College contributes to increased quality of life

 By Girl Scouts of Utah

The benefits of college go far beyond a good job. College graduates have increased quality of life, including better self-esteem, advanced skills, resilience, and an overall healthier lifestyle.

Overall, college-educated women are more likely to live longer and happier lives than those who did not attend a higher education institution. In the book, How College Affects Students, the authors summarized hundreds of studies and concluded: “The evidence is also quite clear in suggesting that education attainment has positive net impacts on dimensions of life that, in turn, increase one’s sense of life satisfaction or overall happiness.”

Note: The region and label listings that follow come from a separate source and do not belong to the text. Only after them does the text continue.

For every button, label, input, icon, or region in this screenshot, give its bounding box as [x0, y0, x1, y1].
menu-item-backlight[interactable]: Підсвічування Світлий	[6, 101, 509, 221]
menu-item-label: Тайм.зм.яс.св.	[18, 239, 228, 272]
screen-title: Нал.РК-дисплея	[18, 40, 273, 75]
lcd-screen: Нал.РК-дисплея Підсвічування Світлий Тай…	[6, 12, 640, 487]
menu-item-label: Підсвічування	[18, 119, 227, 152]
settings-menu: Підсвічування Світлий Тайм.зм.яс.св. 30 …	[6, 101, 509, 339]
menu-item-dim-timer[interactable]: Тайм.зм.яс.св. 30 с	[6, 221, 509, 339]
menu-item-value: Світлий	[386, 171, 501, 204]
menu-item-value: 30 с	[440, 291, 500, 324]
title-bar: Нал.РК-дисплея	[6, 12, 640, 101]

The enhanced quality of life linked with college-educated women contributes to their ability to be more resilient when faced with stressful situations. Educational attainment has also been linked with more extensive social-support networks. These associations are typically positive and can provide comfort and assistance when needed, which can help reduce the effects of stressful circumstances and contribute to good mental health.

Several new initiatives at Girl Scouts of Utah are making the transition from high school to college a bit more comfortable for girls. These include a focus on STEM fields and financial literacy in middle school, which encourages girls to connect with fields they may not otherwise be exposed to. The Girl Scouting mission is to build girls of courage confidence and character and the GRSI has confirmed girls in the program have better grades and a healthier outlook on life than their peers.

Education is an important component of building confidence and character and helping each girl develop into the woman she can become. The development of her mind, talents, and skills in college can contribute to a happier, healthier life.